Duży może więcej – to główna zasada grupowych inwestycji w nieruchomości. Kupowanie mieszkań, całych budynków czy działek przez dużą grupę inwestorów umożliwia im negocjowanie najlepszej ceny nieruchomości, co oznacza również większe przyszłe zyski. Tego typu inwestycja wymaga znacznie mniejszego kapitału niż samodzielny zakup nieruchomości, a ułatwieniem dla chętnych jest także zarządzanie inwestycją przez wyspecjalizowane spółki. 

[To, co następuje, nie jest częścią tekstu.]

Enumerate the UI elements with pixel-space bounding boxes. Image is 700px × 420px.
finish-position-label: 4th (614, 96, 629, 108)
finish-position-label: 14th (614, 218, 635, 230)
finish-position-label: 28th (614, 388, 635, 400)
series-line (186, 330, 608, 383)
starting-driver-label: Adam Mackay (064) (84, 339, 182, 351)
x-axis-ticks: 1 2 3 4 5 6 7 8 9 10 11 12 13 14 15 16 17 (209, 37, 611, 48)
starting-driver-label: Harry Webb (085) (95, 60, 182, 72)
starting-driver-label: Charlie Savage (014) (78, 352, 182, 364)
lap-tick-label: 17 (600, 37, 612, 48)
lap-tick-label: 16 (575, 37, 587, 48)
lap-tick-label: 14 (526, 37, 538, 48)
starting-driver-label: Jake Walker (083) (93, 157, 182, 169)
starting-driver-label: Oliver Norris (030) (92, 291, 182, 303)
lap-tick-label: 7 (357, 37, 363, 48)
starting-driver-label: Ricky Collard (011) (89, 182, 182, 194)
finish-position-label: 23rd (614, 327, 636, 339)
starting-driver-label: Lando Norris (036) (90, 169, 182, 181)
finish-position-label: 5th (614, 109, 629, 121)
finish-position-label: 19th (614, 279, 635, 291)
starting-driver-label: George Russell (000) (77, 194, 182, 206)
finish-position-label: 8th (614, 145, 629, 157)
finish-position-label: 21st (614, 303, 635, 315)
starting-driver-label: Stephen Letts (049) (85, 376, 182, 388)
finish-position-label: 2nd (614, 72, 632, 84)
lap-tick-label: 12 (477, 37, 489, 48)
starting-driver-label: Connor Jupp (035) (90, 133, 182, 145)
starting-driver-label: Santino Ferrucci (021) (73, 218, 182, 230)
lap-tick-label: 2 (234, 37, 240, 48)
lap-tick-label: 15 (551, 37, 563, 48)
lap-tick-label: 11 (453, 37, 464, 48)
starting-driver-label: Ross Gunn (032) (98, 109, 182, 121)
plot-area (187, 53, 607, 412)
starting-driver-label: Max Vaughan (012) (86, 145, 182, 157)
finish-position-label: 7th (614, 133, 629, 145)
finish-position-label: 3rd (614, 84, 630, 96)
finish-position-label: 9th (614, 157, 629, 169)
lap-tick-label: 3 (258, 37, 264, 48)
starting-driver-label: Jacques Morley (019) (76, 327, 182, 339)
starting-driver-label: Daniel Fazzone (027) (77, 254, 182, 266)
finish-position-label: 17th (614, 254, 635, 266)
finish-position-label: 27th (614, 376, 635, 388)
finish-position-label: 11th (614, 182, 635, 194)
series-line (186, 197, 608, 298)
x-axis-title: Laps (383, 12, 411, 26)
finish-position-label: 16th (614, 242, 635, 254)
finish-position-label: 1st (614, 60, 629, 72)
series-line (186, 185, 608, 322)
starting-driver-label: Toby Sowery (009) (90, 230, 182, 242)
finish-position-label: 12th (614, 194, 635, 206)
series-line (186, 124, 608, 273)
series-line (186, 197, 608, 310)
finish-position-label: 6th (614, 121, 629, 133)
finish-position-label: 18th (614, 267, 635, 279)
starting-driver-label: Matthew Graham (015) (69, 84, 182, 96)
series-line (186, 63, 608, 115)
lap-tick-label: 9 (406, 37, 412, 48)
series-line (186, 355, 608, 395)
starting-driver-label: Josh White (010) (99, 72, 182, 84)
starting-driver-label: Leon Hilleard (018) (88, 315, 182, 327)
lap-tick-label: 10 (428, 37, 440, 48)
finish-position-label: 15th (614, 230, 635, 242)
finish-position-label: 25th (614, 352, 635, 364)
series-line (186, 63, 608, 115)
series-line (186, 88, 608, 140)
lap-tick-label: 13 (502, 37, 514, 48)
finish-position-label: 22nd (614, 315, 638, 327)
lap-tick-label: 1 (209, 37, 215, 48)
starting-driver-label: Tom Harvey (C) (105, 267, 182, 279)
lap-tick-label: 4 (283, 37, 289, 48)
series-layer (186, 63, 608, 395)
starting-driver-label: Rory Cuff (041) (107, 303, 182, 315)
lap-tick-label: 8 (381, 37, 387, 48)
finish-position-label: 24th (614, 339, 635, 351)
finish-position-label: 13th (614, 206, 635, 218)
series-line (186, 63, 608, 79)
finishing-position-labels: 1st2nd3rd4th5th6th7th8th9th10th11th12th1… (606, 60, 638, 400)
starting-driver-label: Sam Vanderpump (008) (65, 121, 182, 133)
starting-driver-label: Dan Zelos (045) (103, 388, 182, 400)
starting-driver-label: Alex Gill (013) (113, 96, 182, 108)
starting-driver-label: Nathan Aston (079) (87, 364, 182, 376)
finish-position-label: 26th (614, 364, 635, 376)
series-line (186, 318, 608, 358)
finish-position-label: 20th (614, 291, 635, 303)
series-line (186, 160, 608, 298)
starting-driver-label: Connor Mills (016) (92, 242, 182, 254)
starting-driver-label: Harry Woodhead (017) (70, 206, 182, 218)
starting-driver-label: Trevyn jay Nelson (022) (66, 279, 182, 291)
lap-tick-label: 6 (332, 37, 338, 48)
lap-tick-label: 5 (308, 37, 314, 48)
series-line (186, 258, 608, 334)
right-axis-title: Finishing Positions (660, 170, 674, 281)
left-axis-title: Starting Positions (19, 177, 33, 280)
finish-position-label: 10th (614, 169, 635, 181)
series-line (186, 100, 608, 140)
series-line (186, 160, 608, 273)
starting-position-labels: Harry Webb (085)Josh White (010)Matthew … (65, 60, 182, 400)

– Widzimy rosnące zainteresowanie inwestowaniem grupowym. Większa jest zarówno liczba inwestorów, którzy dopytują o nasze projekty, jak i średnia kwota wpłacana przez jednego inwestora. Gdy zaczynaliśmy było to około 24 tys. zł, a dzisiaj to ponad 50 tys. zł na inwestora. Widzimy też, patrząc na rynek, że inni idą w nasze ślady, dzisiaj jest już kilka firm, które taką formę inwestycji oferują. Chociaż jest to wciąż stosunkowo niewielki odsetek rynku, to będzie on rósł dość dynamicznie – prognozuje w rozmowie z agencją informacyjną Newseria Artur Kaźmierczak, partner zarządzający Mzuri, firmy zajmującej się grupowymi inwestycjami.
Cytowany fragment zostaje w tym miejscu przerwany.